Robert Zimmerman, MD, endocrinologist and director of the diabetes center in the department of endocrinology, diabetes, and metabolism at Cleveland Clinic, discussed the potential drawbacks of these interventions and the obstacles that providers and patients can encounter with glucagon-like peptide-1 (GLP-1) inhibitors and multi-agonist therapies.

Zimmerman recently presented on GLP-1 and multi-agonist therapies that have been indicated for both diabetes and obesity during an Institute for Value-Based Medicine® event hosted in conjunction with Cleveland Clinic.

Transcript

This transcript has been lightly edited for clarity and length.

Can you discuss any potential drawbacks to GLP-1/multi-agonist interventions?

The major problems that people have associated with GLP-1 agonists are gastrointestinal side effects. They most commonly cause nausea, sometimes cramping, and sometimes diarrhea. And I would say that most of the time, if somebody is unable to tolerate the medication, it is either due to severe nausea or to severe abdominal cramping. And I would say that those are the major complications that we see with the GLP-1 agonist.

What are the challenges or considerations in developing multi-agonist therapies for clinical use?

There’s 2 major problems associated with these agents. In terms of the problems, one is that they're expensive. And so, many insurance companies make it difficult to utilize them and some of them don't have these agents on their formulary. And because they're expensive, it's very hard to be able to afford these agents if you don't have insurance that covers them.
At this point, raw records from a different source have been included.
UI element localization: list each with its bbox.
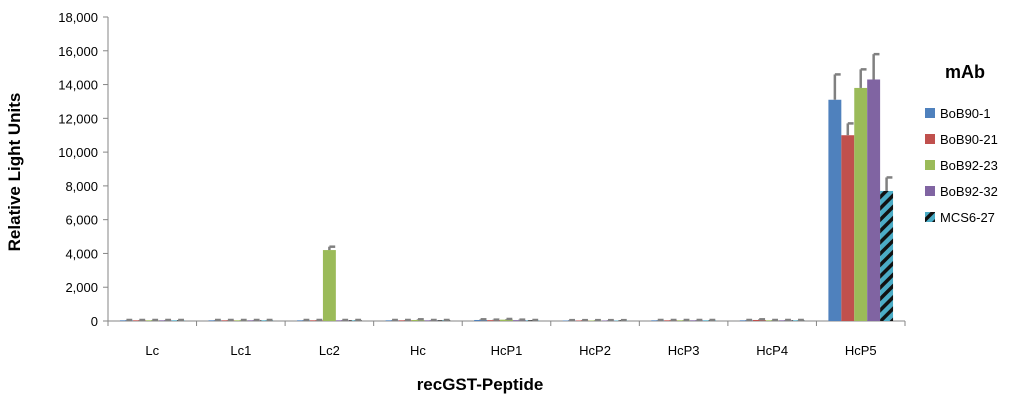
x-axis-title: recGST-Peptide — [417, 375, 544, 394]
bar — [828, 99, 842, 321]
y-tick-label: 8,000 — [65, 179, 98, 194]
legend-label: MCS6-27 — [940, 210, 995, 225]
x-axis: Lc Lc1 Lc2 Hc HcP1 HcP2 HcP3 HcP4 HcP5 — [107, 320, 906, 358]
y-tick-label: 16,000 — [58, 44, 98, 59]
legend-swatch — [925, 186, 935, 196]
bar — [424, 320, 438, 321]
bar — [297, 320, 310, 321]
legend-swatch — [925, 108, 935, 118]
y-tick-label: 6,000 — [65, 213, 98, 228]
x-category-label: Lc2 — [319, 343, 340, 358]
bar — [322, 250, 336, 321]
legend-label: BoB90-1 — [940, 106, 991, 121]
bar — [841, 135, 855, 321]
y-tick-label: 4,000 — [65, 246, 98, 261]
y-tick-label: 18,000 — [58, 10, 98, 25]
bar — [512, 320, 526, 321]
bar — [867, 79, 881, 321]
legend-label: BoB92-32 — [940, 184, 998, 199]
y-axis-title: Relative Light Units — [5, 93, 24, 252]
bar — [247, 320, 261, 321]
legend-swatch — [925, 212, 935, 222]
x-category-label: HcP3 — [668, 343, 700, 358]
legend: BoB90-1 BoB90-21 BoB92-23 BoB92-32 MCS6-27 — [925, 106, 998, 225]
bar — [487, 320, 501, 321]
legend-swatch — [925, 134, 935, 144]
x-category-label: HcP2 — [579, 343, 611, 358]
bar — [500, 319, 513, 321]
legend-label: BoB90-21 — [940, 132, 998, 147]
bar — [854, 87, 868, 321]
x-category-label: Lc1 — [230, 343, 251, 358]
legend-label: BoB92-23 — [940, 158, 998, 173]
x-category-label: HcP4 — [756, 343, 788, 358]
legend-title: mAb — [945, 62, 985, 82]
y-tick-label: 0 — [91, 314, 98, 329]
x-category-label: HcP5 — [845, 343, 877, 358]
y-tick-label: 14,000 — [58, 78, 98, 93]
y-axis: 0 2,000 4,000 6,000 8,000 10,000 12,000 14,000 1… — [58, 10, 109, 329]
x-category-label: HcP1 — [491, 343, 523, 358]
error-bars — [125, 52, 893, 322]
y-tick-label: 12,000 — [58, 111, 98, 126]
bar — [765, 320, 779, 321]
x-category-label: Hc — [410, 343, 426, 358]
y-tick-label: 2,000 — [65, 280, 98, 295]
legend-swatch — [925, 160, 935, 170]
bars — [119, 79, 894, 321]
y-tick-label: 10,000 — [58, 145, 98, 160]
bar — [260, 320, 274, 321]
bar — [880, 190, 894, 321]
x-category-label: Lc — [145, 343, 159, 358]
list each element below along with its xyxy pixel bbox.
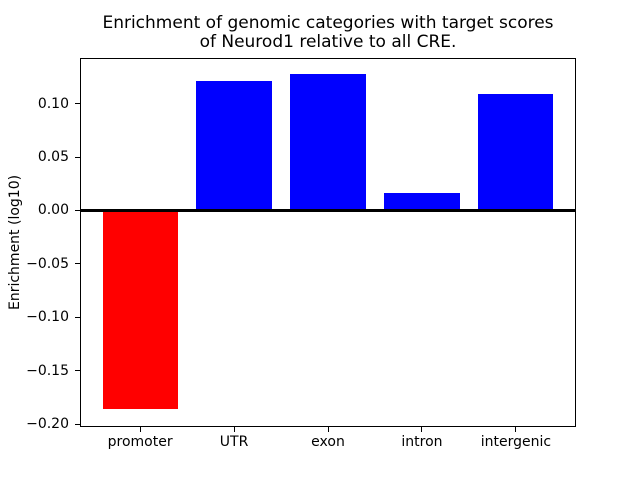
y-tick-label: 0.00 <box>37 202 69 219</box>
chart-title: Enrichment of genomic categories with ta… <box>102 13 554 52</box>
x-tick <box>327 427 329 432</box>
y-tick <box>75 209 80 211</box>
y-tick <box>75 156 80 158</box>
x-tick-label-intron: intron <box>401 434 443 450</box>
y-axis-label: Enrichment (log10) <box>7 174 23 311</box>
y-tick-label: −0.05 <box>26 255 69 272</box>
y-tick <box>75 370 80 372</box>
x-tick <box>421 427 423 432</box>
x-tick-label-exon: exon <box>311 434 345 450</box>
y-tick <box>75 423 80 425</box>
y-tick <box>75 103 80 105</box>
y-tick-label: −0.10 <box>26 309 69 326</box>
zero-line <box>80 208 576 212</box>
bar-promoter <box>102 210 178 410</box>
x-tick <box>233 427 235 432</box>
plot-area: promoter UTR exon intron intergenic 0.10 0.05 0… <box>26 58 576 450</box>
x-tick-label-promoter: promoter <box>107 434 173 450</box>
y-tick-label: −0.20 <box>26 416 69 433</box>
x-tick <box>139 427 141 432</box>
bar-intron <box>384 193 460 211</box>
y-tick-label: 0.05 <box>37 149 69 166</box>
x-tick-label-intergenic: intergenic <box>480 434 552 450</box>
y-tick <box>75 263 80 265</box>
y-tick-label: −0.15 <box>26 362 69 379</box>
y-tick <box>75 316 80 318</box>
bar-UTR <box>196 81 272 211</box>
bar-intergenic <box>478 94 554 211</box>
x-tick-label-UTR: UTR <box>219 434 249 450</box>
y-tick-label: 0.10 <box>37 95 69 112</box>
bar-exon <box>290 73 366 211</box>
x-tick <box>515 427 517 432</box>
And the other problem is they are so popular that many of the companies that are making the GLP-1 agonists, despite the cost, are having trouble keeping up with the demand. And so, it's not uncommon that we order a particular agent and we get back saying they don't have available that particular dose of the drug, or they don't have that drug available at all, asking if we can pick a different agent. And from a physician perspective, if you go through the whole process of trying to get one of them approved, and then you can't get it at the pharmacy, that's a problem. So those are really the major problems that we're having associated with the drugs.